While it’s a fact that movies abroad have literally exhausted themselves of dealing with same sex issues, Indian cinema has taken time to catch on to the trend. That alone, however, can’t be a cause for celebration as far as Chitrangada is concerned.
The film stands on the merit of some very powerful performances. Jisshu Sengupta, in the role of a junkie, has delivered one of the finest performances of his career. So has Anjan Dutt. Minimalism is his forte in the role of a counselor, whose patience helps in unfolding and reliving the poignant moments of the protagonist’s life.
Anasuya and Dipankar, in the role of Rituparno’s parents, evoke a sense of empathy that’s relatable. And then, there is Aparajita Auddy, in a very small but noticeable role. Sanjay Nag makes for a good choice in the role of a photographer. Raima, though brief in her presence, delivers according to how the role has been fleshed out for her.

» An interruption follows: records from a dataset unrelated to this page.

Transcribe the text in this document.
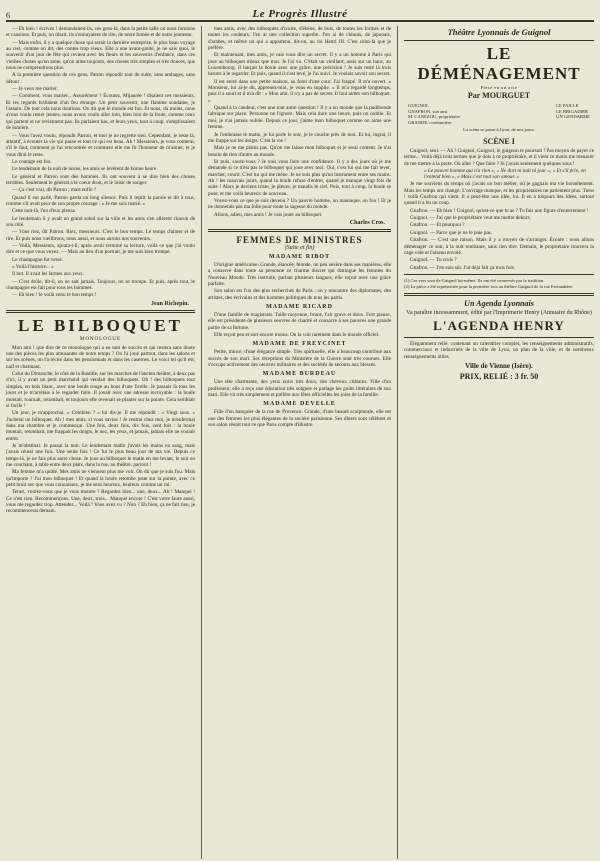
6	Le Progrès Illustré

— Eh bien ! écrivez ! demandaient-ils, ces gens-là, dans la petite salle où nous fumions et causions. Et puis, on disait, ils s'ennuyaient de rire, de notre fumée et de notre jeunesse.

— Mais enfin, il y a quelque chose qui serait la dernière entreprise, le plus beau voyage au ciel, comme on dit, des contes trop vieux. Elle a une avant-garde, je ne sais quoi, le souvenir d'un jour de fête qui revient avec les fleurs et les souvenirs d'enfance, dans ces vieilles choses qu'on aime, qu'on aime toujours, des choses très simples et très douces, que nous ne comprendrons plus.

A la première question de ces gens, Patron répondit tout de suite, sans ambages, sans détour :

— Je veux me marier.

— Comment, vous marier... Assurément ? Écoutez, Mijaurée ! disaient ces messieurs. Et les regards brillaient d'un feu étrange. Un petit souvenir, une flamme soudaine, je l'assure. De tout cela nous doutions. On dit que le monde est fou. Et nous, du moins, nous avons voulu rester jeunes, nous avons voulu aller loin, bien loin de la foule, comme ceux qui partent et ne reviennent pas. Ils parlaient bas, et leurs yeux, tout à coup, s'emplissaient de lumière.

— Vous l'avez voulu, répondit Patron, et moi je ne regrette rien. Cependant, je reste là, attentif, à écouter la vie qui passe et tout ce qui est beau. Ah ! Messieurs, je vous conterai, s'il le faut, comment je l'ai rencontrée et comment elle me fit l'honneur de m'aimer, et je vous dirai le reste.

Le courage est fou.

Le lendemain de la nuit de noces, les amis se levèrent de bonne heure.

Le général et Patron sont des hommes. Ils ont souvent à se dire bien des choses terribles. Seulement le général a le coeur droit, et le loisir de songer.

— Ça c'est vrai, dit Patron ; mais enfin ?

Quand il eut parlé, Patron garda un long silence. Puis il reprit la parole et dit à tous, comme s'il avait peur de son propre courage : « Je me suis marié. »

Cette nuit-là, l'un d'eux pleura.

Le lendemain il y avait un grand soleil sur la ville et les amis s'en allèrent chacun de son côté.

— Vous riez, dit Patron. Riez, messieurs. C'est le bon temps. Le temps d'aimer et de rire. Et puis nous vieillirons, nous aussi, et nous aurons nos souvenirs.

— Voilà, Messieurs, ajouta-t-il, après avoir terminé sa lecture, voilà ce que j'ai voulu dire et ce que vous voyez. — Mais au lieu d'un portrait, je me suis bien trompé.

Le champagne fut versé.

« Voilà l'histoire... »

Il but. Il avait les larmes aux yeux.

— C'est drôle, dit-il, on ne sait jamais. Toujours, on se trompe. Et puis, après tout, le champagne est fait pour tous les hommes.

— Eh bien ! le voilà venu le bon temps !

Jean Richepin.
LE BILBOQUET
MONOLOGUE

Mon ami ! que dire de ce monologue qui a eu tant de succès et qui restera sans doute une des pièces les plus amusantes de notre temps ? On l'a joué partout, dans les salons et sur les scènes, on l'a récité dans les pensionnats et dans les casernes. Le voici tel qu'il est, naïf et charmant.

Celui du Dimanche, le côté de la Bastille, sur les marches de l'ancien théâtre, à deux pas d'ici, il y avait un petit marchand qui vendait des bilboquets. Oh ! des bilboquets tout simples, en bois blanc, avec une boule rouge au bout d'une ficelle. Je passais là tous les jours et je m'arrêtais à le regarder faire. Il jouait avec une adresse incroyable : la boule montait, tournait, retombait, et toujours elle revenait se planter sur la pointe. Cela semblait si facile !

Un jour, je m'approchai. « Combien ? » lui dis-je. Il me répondit : « Vingt sous. » J'achetai un bilboquet. Ah ! mes amis, si vous saviez ! Je rentrai chez moi, je m'enfermai dans ma chambre et je commençai. Une fois, deux fois, dix fois, cent fois : la boule montait, retombait, me frappait les doigts, le nez, les yeux, et jamais, jamais elle ne voulait entrer.

Je m'obstinai. Je passai la nuit. Le lendemain matin j'avais les mains en sang, mais j'avais réussi une fois. Une seule fois ! Ce fut le plus beau jour de ma vie. Depuis ce temps-là, je ne fais plus autre chose. Je joue au bilboquet le matin en me levant, le soir en me couchant, à table entre deux plats, dans la rue, au théâtre, partout !

Ma femme m'a quitté. Mes amis ne viennent plus me voir. On dit que je suis fou. Mais qu'importe ? J'ai mon bilboquet ! Et quand la boule retombe juste sur la pointe, avec ce petit bruit sec que vous connaissez, je me sens heureux, heureux comme un roi.

Tenez, voulez-vous que je vous montre ? Regardez bien... une, deux... Ah ! Manqué ! Ce n'est rien. Recommençons. Une, deux, trois... Manqué encore ! C'est votre faute aussi, vous me regardez trop. Attendez... Voilà ! Vous avez vu ? Non ? Eh bien, ça ne fait rien, je recommencerai demain.

mes amis, avec des bilboquets d'ivoire, d'ébène, de buis, de toutes les formes et de toutes les couleurs. J'en ai une collection superbe. J'en ai de chinois, de japonais, d'arabes, et même un qui a appartenu, dit-on, au roi Henri III. C'est celui-là que je préfère.

Et maintenant, mes amis, je vais vous dire un secret. Il y a un homme à Paris qui joue au bilboquet mieux que moi. Je l'ai vu. C'était un vieillard, assis sur un banc, au Luxembourg. Il lançait la boule avec une grâce, une précision ! Je suis resté là trois heures à le regarder. Et puis, quand il s'est levé, je l'ai suivi. Je voulais savoir son secret.

Il est entré dans une petite maison, au fond d'une cour. J'ai frappé. Il m'a ouvert. « Monsieur, lui ai-je dit, apprenez-moi, je vous en supplie. » Il m'a regardé longtemps, puis il a souri et il m'a dit : « Mon ami, il n'y a pas de secret. Il faut aimer son bilboquet. »

Quand à la candeur, c'est une tout autre question ! Il y a un monde que la pudibonde fabrique sur place. Personne ne l'ignore. Mais cela dure une heure, puis on oublie. Et moi, je n'ai jamais oublié. Depuis ce jour, j'aime mon bilboquet comme on aime une femme.

Je l'embrasse le matin, je lui parle le soir, je le couche près de moi. Et lui, ingrat, il me frappe sur les doigts. C'est la vie !

Mais je ne me plains pas. Qu'on me laisse mon bilboquet et je serai content. Je n'ai besoin de rien d'autre au monde.

Et puis, savez-vous ? Je vais vous faire une confidence. Il y a des jours où je me demande si ce n'est pas le bilboquet qui joue avec moi. Oui, c'est lui qui me fait lever, marcher, courir. C'est lui qui me mène. Je ne suis plus qu'un instrument entre ses mains. Ah ! les mauvais jours, quand la boule refuse d'entrer, quand je manque vingt fois de suite ! Alors je deviens triste, je pleure, je maudis le ciel. Puis, tout à coup, la boule se pose, et me voilà heureux de nouveau.

Voyez-vous ce que je suis devenu ? Un pauvre homme, un maniaque, un fou ! Et je ne donnerais pas ma folie pour toute la sagesse du monde.

Allons, adieu, mes amis ! Je vais jouer au bilboquet.

Charles Cros.
FEMMES DE MINISTRES
(Suite et fin)
MADAME RIBOT

D'origine américaine. Grande, élancée, blonde, un peu sévère dans ses manières, elle a conservé dans toute sa personne ce charme discret qui distingue les femmes du Nouveau Monde. Très instruite, parlant plusieurs langues, elle reçoit avec une grâce parfaite.

Son salon est l'un des plus recherchés de Paris ; on y rencontre des diplomates, des artistes, des écrivains et des hommes politiques de tous les partis.

MADAME RICARD

D'une famille de magistrats. Taille moyenne, brune, l'air grave et doux. Fort pieuse, elle est présidente de plusieurs oeuvres de charité et consacre à ses pauvres une grande partie de sa fortune.

Elle reçoit peu et sort encore moins. On la voit rarement dans le monde officiel.

MADAME DE FREYCINET

Petite, mince, d'une élégance simple. Très spirituelle, elle a beaucoup contribué aux succès de son mari. Ses réceptions du Ministère de la Guerre sont très courues. Elle s'occupe activement des oeuvres militaires et des sociétés de secours aux blessés.

MADAME BURDEAU

Une tête charmante, des yeux noirs très doux, des cheveux châtains. Fille d'un professeur, elle a reçu une éducation très soignée et partage les goûts littéraires de son mari. Elle vit très simplement et préfère aux fêtes officielles les joies de la famille.

MADAME DEVELLE

Fille d'un banquier de la rue de Provence. Grande, d'une beauté sculpturale, elle est une des femmes les plus élégantes de la société parisienne. Ses dîners sont célèbres et son salon réunit tout ce que Paris compte d'illustre.

Théâtre Lyonnais de Guignol
LE DÉMÉNAGEMENT
Pièce en un acte
Par MOURGUET

GUIGNOL

GNAFRON, son ami

M. CANEZOU, propriétaire

GRANDE, cordonnière

LE PAILLE

LE BRIGADIER

UN GENDARME

La scène se passe à Lyon, de nos jours.
SCÈNE I

Guignol, seul. — Ah ! Guignol, Guignol, le guignon te poursuit ! Pas moyen de payer ce terme... Voilà déjà trois termes que je dois à ce propriétaire, et il vient ce matin me menacer de me mettre à la porte. Où aller ? Que faire ? Si j'avais seulement quelques sous !

« Le pauvre homme qui n'a rien », « Ne dort ni nuit ni jour », « Et s'il prie, on l'entend bien », « Mais c'est tout son amour. »

Je me souviens du temps où j'avais un bon métier, où je gagnais ma vie honnêtement. Mais les temps ont changé. L'ouvrage manque, et les propriétaires ne patientent plus. Tiens ! voilà Gnafron qui vient. Il a peut-être une idée, lui. Il en a toujours des idées, surtout quand il a bu un coup.

Gnafron. — Eh bien ! Guignol, qu'est-ce que tu as ? Tu fais une figure d'enterrement !

Guignol. — J'ai que le propriétaire veut me mettre dehors.

Gnafron. — Et pourquoi ?

Guignol. — Parce que je ne le paie pas.

Gnafron. — C'est une raison. Mais il y a moyen de s'arranger. Écoute : nous allons déménager ce soir, à la nuit tombante, sans rien dire. Demain, le propriétaire trouvera la cage vide et l'oiseau envolé.

Guignol. — Tu crois ?

Gnafron. — J'en suis sûr. J'ai déjà fait ça trois fois.

(1) Ces vers sont de Guignol lui-même. Ils ont été conservés par la tradition.

(2) La pièce a été représentée pour la première fois au théâtre Guignol de la rue Ferrandière.

Un Agenda Lyonnais
Va paraître incessamment, édité par l'Imprimerie Henry (Annuaire du Rhône)
L'AGENDA HENRY
Élégamment relié, contenant un calendrier complet, les renseignements administratifs, commerciaux et industriels de la ville de Lyon, un plan de la ville, et de nombreux renseignements utiles.
Ville de Vienne (Isère).
PRIX, RELIÉ : 3 fr. 50
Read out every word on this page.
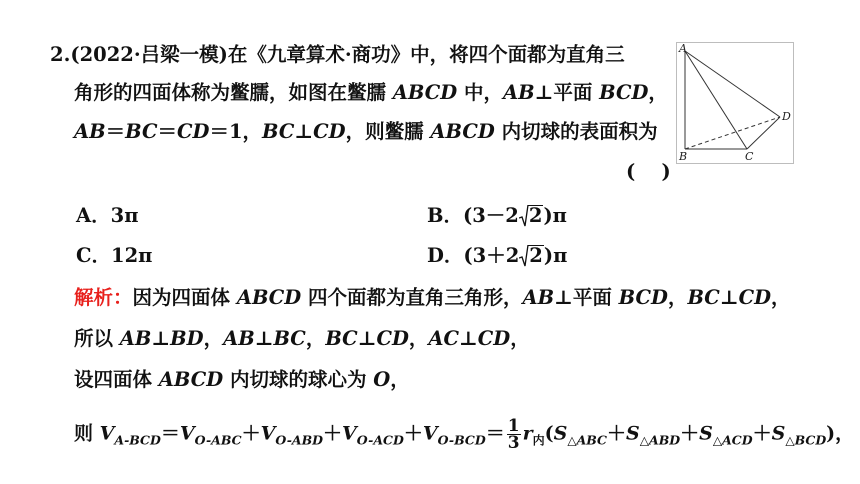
2.(2022·吕梁一模)在《九章算术·商功》中，将四个面都为直角三
角形的四面体称为鳖臑，如图在鳖臑 ABCD 中，AB⊥平面 BCD，
AB＝BC＝CD＝1，BC⊥CD，则鳖臑 ABCD 内切球的表面积为
(　 )
A
B	C
D
A．3π	B．(3－2 2)π
C．12π	D．(3＋2 2)π
解析：因为四面体 ABCD 四个面都为直角三角形，AB⊥平面 BCD，BC⊥CD，
所以 AB⊥BD，AB⊥BC，BC⊥CD，AC⊥CD，
设四面体 ABCD 内切球的球心为 O，
则 $V_{A-BCD}=V_{O-ABC}+V_{O-ABD}+V_{O-ACD}+V_{O-BCD}= \frac{1}{3} r_内(S_{\triangle ABC}+S_{\triangle ABD}+S_{\triangle ACD}+S_{\triangle BCD})$，
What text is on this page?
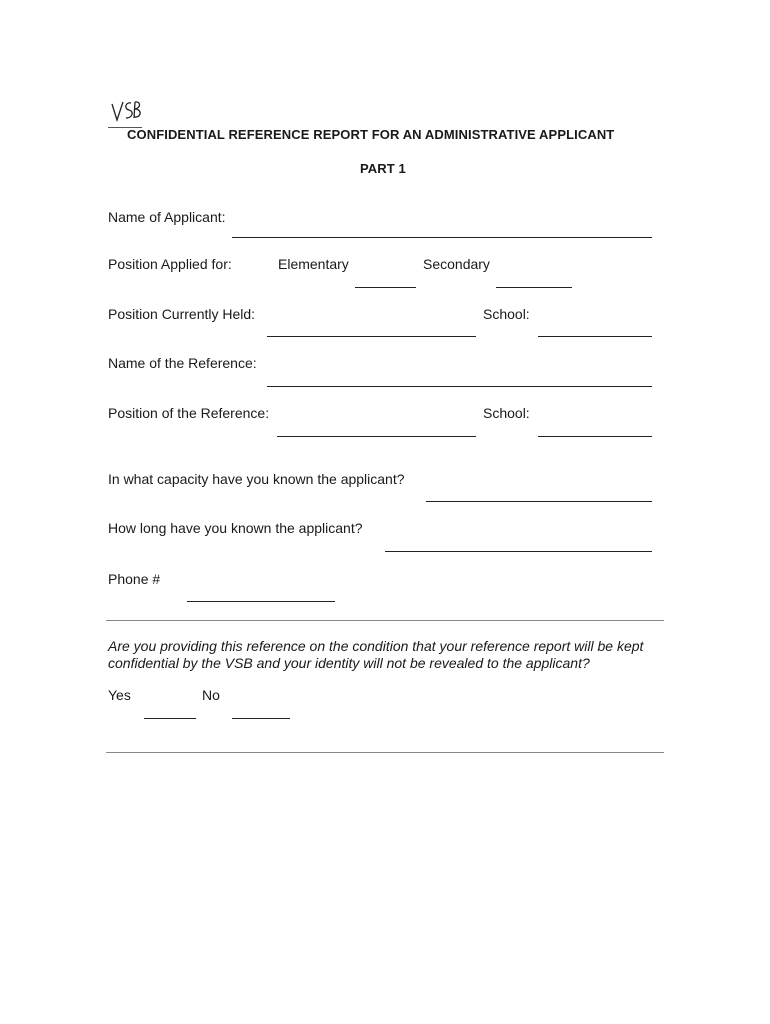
CONFIDENTIAL REFERENCE REPORT FOR AN ADMINISTRATIVE APPLICANT
PART 1
Name of Applicant:
Position Applied for:	Elementary	Secondary
Position Currently Held:	School:
Name of the Reference:
Position of the Reference:	School:
In what capacity have you known the applicant?
How long have you known the applicant?
Phone #
Are you providing this reference on the condition that your reference report will be kept confidential by the VSB and your identity will not be revealed to the applicant?
Yes	No
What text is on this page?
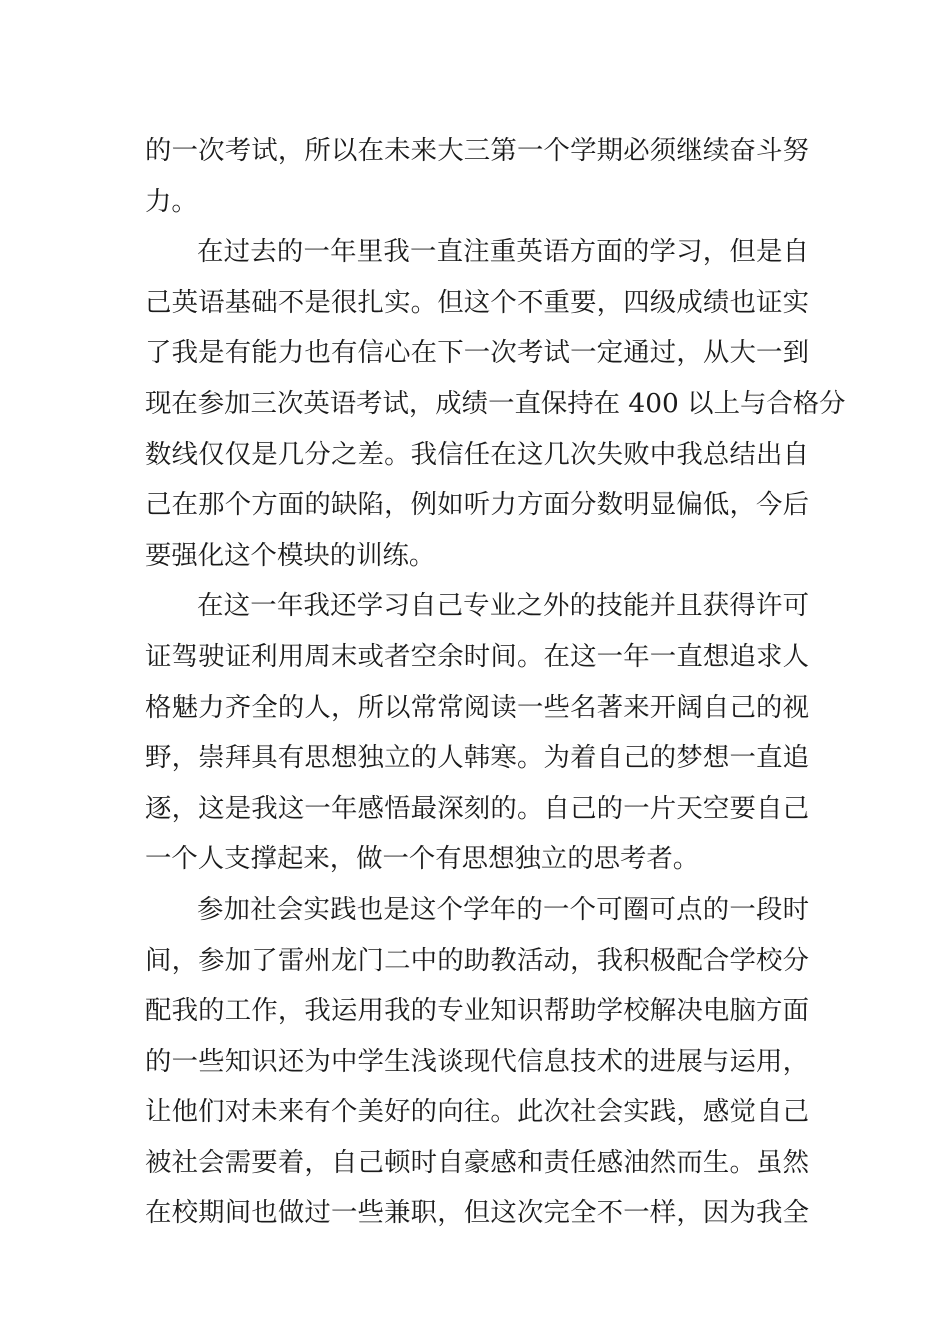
的一次考试，所以在未来大三第一个学期必须继续奋斗努
力。
在过去的一年里我一直注重英语方面的学习，但是自
己英语基础不是很扎实。但这个不重要，四级成绩也证实
了我是有能力也有信心在下一次考试一定通过，从大一到
现在参加三次英语考试，成绩一直保持在 400 以上与合格分
数线仅仅是几分之差。我信任在这几次失败中我总结出自
己在那个方面的缺陷，例如听力方面分数明显偏低，今后
要强化这个模块的训练。
在这一年我还学习自己专业之外的技能并且获得许可
证驾驶证利用周末或者空余时间。在这一年一直想追求人
格魅力齐全的人，所以常常阅读一些名著来开阔自己的视
野，崇拜具有思想独立的人韩寒。为着自己的梦想一直追
逐，这是我这一年感悟最深刻的。自己的一片天空要自己
一个人支撑起来，做一个有思想独立的思考者。
参加社会实践也是这个学年的一个可圈可点的一段时
间，参加了雷州龙门二中的助教活动，我积极配合学校分
配我的工作，我运用我的专业知识帮助学校解决电脑方面
的一些知识还为中学生浅谈现代信息技术的进展与运用，
让他们对未来有个美好的向往。此次社会实践，感觉自己
被社会需要着，自己顿时自豪感和责任感油然而生。虽然
在校期间也做过一些兼职，但这次完全不一样，因为我全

Another very important contribution to this film is that of cinematographer Abhik Mukhopadhyay. After a long gap, he returns to team up with Rituparno and also ensures that Chitrangada is a visual experience as well. Debajyoti Mishra’s choice of songs (don’t miss out Kaushik Desikan’s song), including the background score, is thought-provoking.
But finally, the film belongs to Rituparno. Rubbishing comments that he, by virtue of his understanding of a gay man’s psyche, will portray this role well, Rituparno comes up with an interesting performance. The dilemma of wanting to change from a man to a woman, the selflessness of being able to go under the knife for the sake of love and then face rejection only to be able to reach out to the same person again – it was a tough call for any actor to portray all these on screen.
Certain mannerisms of his might, however, not appeal to the masses. And certainly not to those who are insensitive to the needs of homosexual desires or not evolved enough to the idea of watching physical proximity between two men on screen. For them, the film could seem like an excuse to use the premise of the Chitrangada myth and add a dash of magic realism to finally prove a point.
But for the rest, Chitrangada can be viewed as a film that will help evolve a viewer. The film goes beyond surface level explorations of the dilemma of which gender to use to address a man in the process of being a woman. It questions, as it were, the futility of seeking permanence. And if all this doesn’t excite you, watch the movie for the touching scene of a mother and son when the former says: “I gave birth to this body, which is yours… I have a right to know, whatever goes on in this body. I have a right to know, if it is changing, transforming…”.